Literally, 42 years of effort and the home base for my small business flashed before my mind’s eye . . . But I was too far away to help. It was all beyond my control. So I told my guests that I needed to be frank and that I might be a bit distracted by this new turn of events and they were all deeply concerned and understanding.
And the news and the photos trickled in during the next 24 hours. While I was relaxing (!?!) on the gorgeous COLUMBIA III, eating sumptuous snacks and even better meals, as we searched for and found orca to watch and finally found a tiny secluded anchorage for the night in complete comfort, two planes dropped fire retardant, three helicopters bucketed sea-water, 14 professional firefighters fought the blaze and nearly 50 locals came to save all our family’s buildings from destruction. The 14 fire fighters even set up in my little home (cabin) and slept on my floor and used my shower and cooked in my kitchen.

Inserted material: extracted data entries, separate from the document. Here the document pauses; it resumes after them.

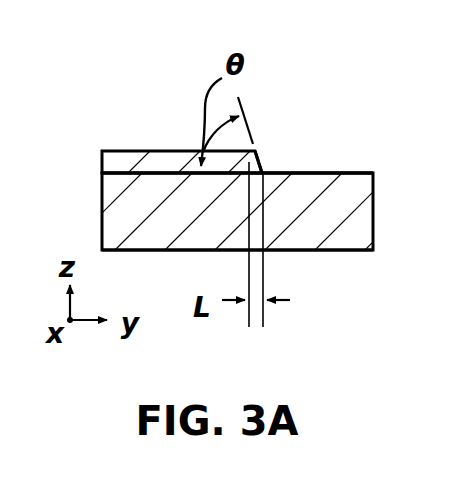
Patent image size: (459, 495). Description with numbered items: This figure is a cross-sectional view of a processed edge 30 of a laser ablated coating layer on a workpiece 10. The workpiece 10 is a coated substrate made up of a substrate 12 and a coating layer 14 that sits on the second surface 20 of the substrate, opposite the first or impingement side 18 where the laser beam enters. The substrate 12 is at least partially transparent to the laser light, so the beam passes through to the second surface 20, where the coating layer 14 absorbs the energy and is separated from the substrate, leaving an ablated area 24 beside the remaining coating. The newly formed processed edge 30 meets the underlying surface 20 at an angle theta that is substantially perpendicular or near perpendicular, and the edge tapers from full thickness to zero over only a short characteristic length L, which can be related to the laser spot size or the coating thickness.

The workpiece 10 is at (77, 111).
The substrate 12 is at (102, 197).
The coating layer 14 is at (153, 157).
The impingement side 18 is at (328, 250).
The second surface 20 is at (329, 173).
The ablated area 24 is at (358, 173).
The processed edge 30 is at (259, 160).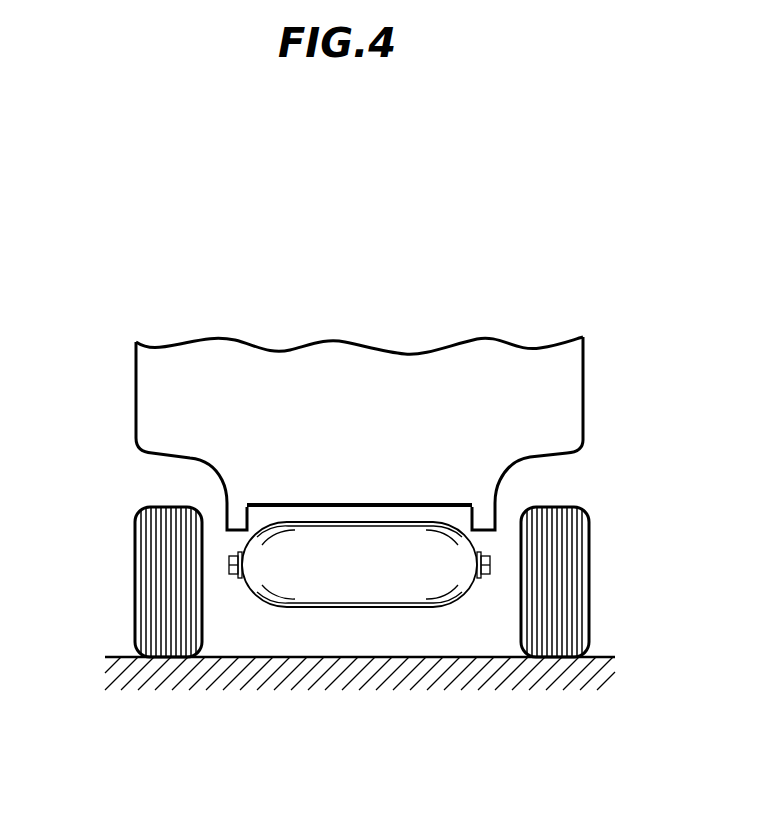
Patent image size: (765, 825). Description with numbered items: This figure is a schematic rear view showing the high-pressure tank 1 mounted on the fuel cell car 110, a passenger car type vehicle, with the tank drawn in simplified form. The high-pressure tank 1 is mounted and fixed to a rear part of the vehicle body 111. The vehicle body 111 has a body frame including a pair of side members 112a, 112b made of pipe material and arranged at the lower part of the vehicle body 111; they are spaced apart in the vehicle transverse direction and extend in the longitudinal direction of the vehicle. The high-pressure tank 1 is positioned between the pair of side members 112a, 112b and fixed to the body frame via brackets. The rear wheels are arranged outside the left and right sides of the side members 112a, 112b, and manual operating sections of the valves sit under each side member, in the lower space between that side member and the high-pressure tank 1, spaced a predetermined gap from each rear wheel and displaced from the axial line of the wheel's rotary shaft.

The high-pressure tank 1 is at (375, 595).
The fuel cell car 110 is at (401, 371).
The vehicle body 111 is at (572, 386).
The side member 112a is at (238, 511).
The side member 112b is at (485, 511).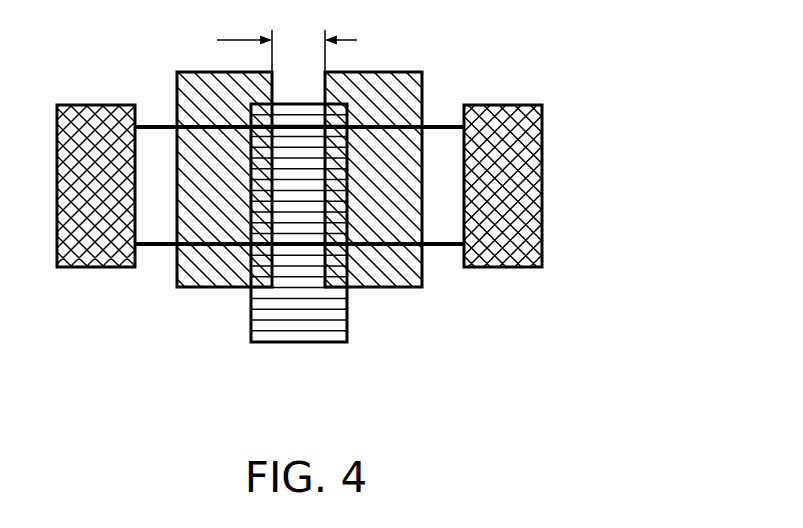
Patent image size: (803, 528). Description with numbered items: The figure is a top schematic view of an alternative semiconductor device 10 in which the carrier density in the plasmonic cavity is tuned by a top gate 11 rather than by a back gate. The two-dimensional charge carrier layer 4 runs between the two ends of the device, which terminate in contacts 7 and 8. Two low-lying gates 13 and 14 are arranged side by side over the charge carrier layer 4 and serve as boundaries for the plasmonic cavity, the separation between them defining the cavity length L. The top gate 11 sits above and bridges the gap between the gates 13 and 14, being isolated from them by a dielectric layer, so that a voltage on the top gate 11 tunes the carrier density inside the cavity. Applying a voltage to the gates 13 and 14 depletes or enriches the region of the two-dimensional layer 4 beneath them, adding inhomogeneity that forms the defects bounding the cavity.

The semiconductor device 10 is at (373, 207).
The two-dimensional charge carrier layer 4 is at (165, 233).
The contact 7 is at (100, 110).
The contact 8 is at (506, 149).
The top gate 11 is at (293, 320).
The low-lying gate 13 is at (187, 163).
The low-lying gate 14 is at (413, 152).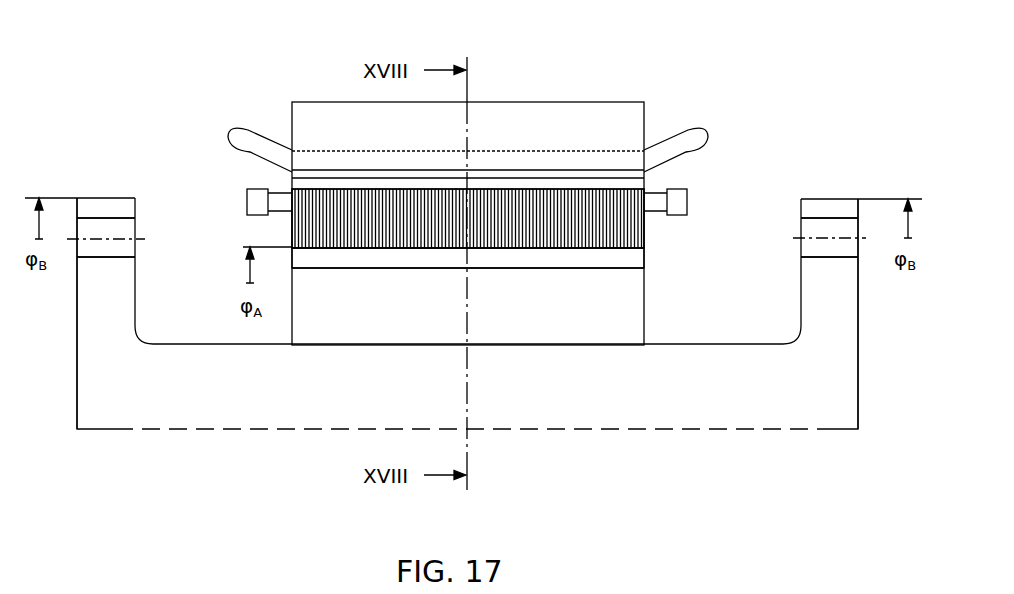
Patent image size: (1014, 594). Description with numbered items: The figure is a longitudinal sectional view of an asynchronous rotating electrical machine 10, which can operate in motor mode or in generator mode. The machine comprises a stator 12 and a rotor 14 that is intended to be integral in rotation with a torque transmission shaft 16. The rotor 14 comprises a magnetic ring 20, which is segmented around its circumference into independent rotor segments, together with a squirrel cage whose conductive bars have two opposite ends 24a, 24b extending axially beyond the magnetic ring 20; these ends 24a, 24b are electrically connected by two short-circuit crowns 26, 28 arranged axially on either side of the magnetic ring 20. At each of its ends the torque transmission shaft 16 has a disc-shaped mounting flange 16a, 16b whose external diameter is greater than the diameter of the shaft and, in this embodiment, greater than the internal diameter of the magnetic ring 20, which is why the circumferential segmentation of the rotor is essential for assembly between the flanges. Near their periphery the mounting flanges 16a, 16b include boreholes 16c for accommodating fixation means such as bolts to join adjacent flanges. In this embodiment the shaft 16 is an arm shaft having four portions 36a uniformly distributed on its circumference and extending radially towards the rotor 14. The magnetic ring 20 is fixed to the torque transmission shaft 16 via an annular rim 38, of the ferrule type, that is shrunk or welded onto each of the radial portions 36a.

The asynchronous rotating electrical machine 10 is at (788, 147).
The stator 12 is at (632, 118).
The rotor 14 is at (678, 225).
The torque transmission shaft 16 is at (757, 418).
The mounting flange 16a is at (90, 378).
The mounting flange 16b is at (845, 377).
The boreholes 16c is at (85, 257).
The magnetic ring 20 is at (305, 236).
The end of conductive element 24a is at (277, 200).
The end of conductive element 24b is at (656, 192).
The short-circuit crown 26 is at (258, 204).
The short-circuit crown 28 is at (683, 203).
The radial portions 36a is at (630, 323).
The annular rim 38 is at (633, 255).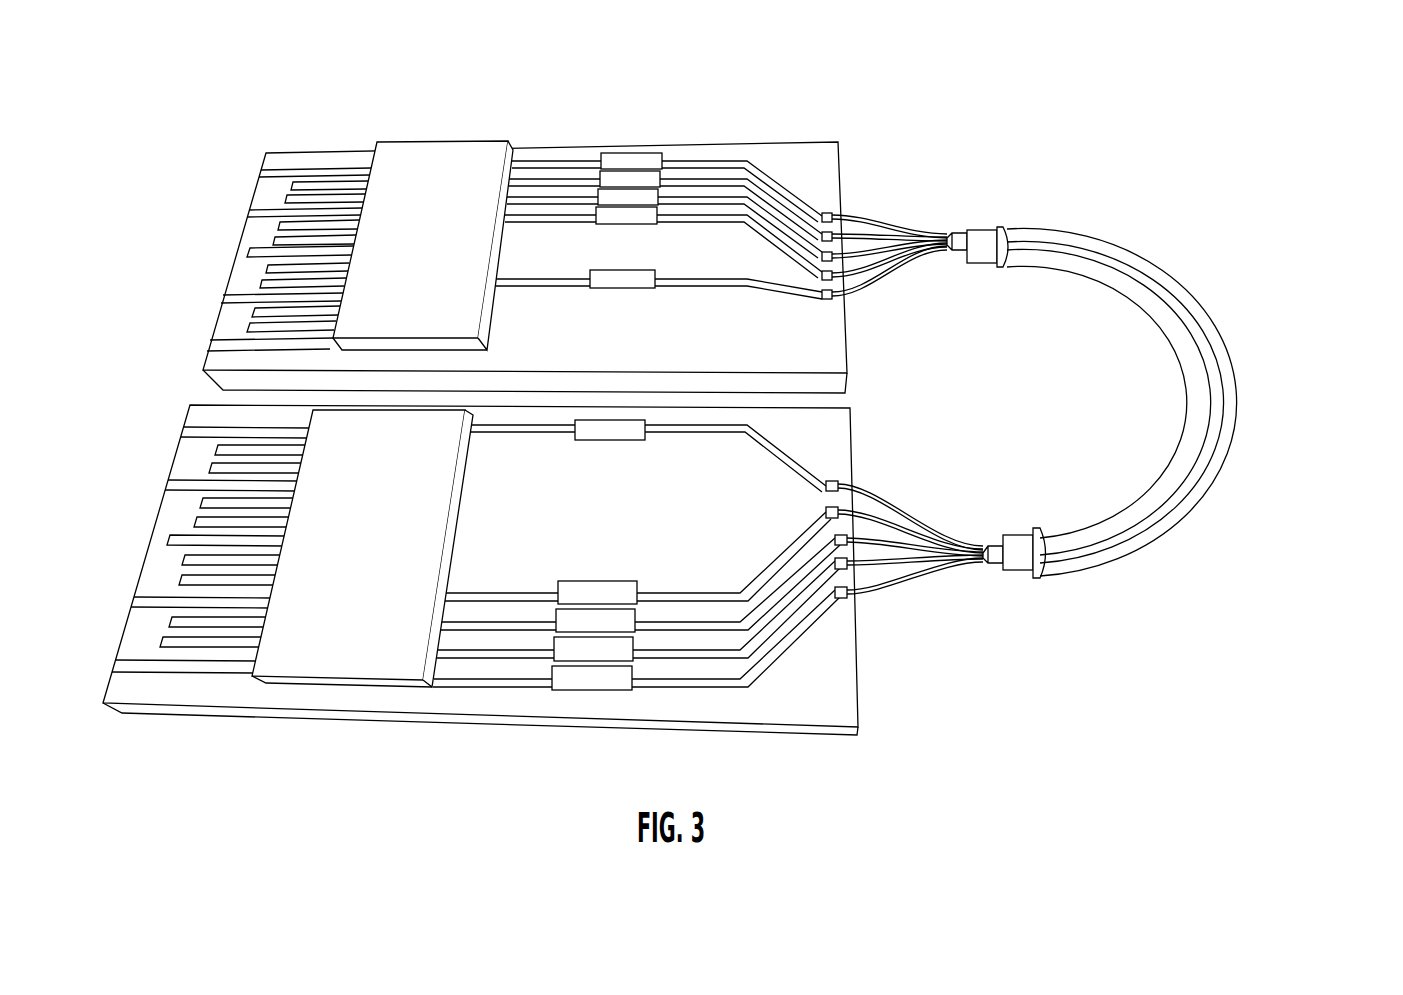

On the second day the ship’s cook asked me how I was doing and I said I felt pretty shook up. And she said that was natural given how close I was to losing every thing (nothing is insured out on the islands) . . . But I said “No, that’s not it. I’m moved to tears in appreciation that I live in a country were trained fire fighters sit waiting every day of the summer on a 5 minute call-out time to respond as required. That there were 3 helicopters ready and waiting to fly out to Sonora Island and that there were water-bombers tasked from hundreds of miles away to come to our rescue and that 50 locals (its a small community and that was everyone!) came to help and even near by resorts sent pumps and boats and help . . . .”
And no one asked me for a cent. I wasn’t even there. And I didn’t even make it home for another 6 weeks as I was skippering the COLUMBIA III.
“No,” I said to the cook. “I’m thankful to live in this country and I’m happy to pay taxes so that all this can happen for me when I really needed it and for others when misfortune comes knocking.”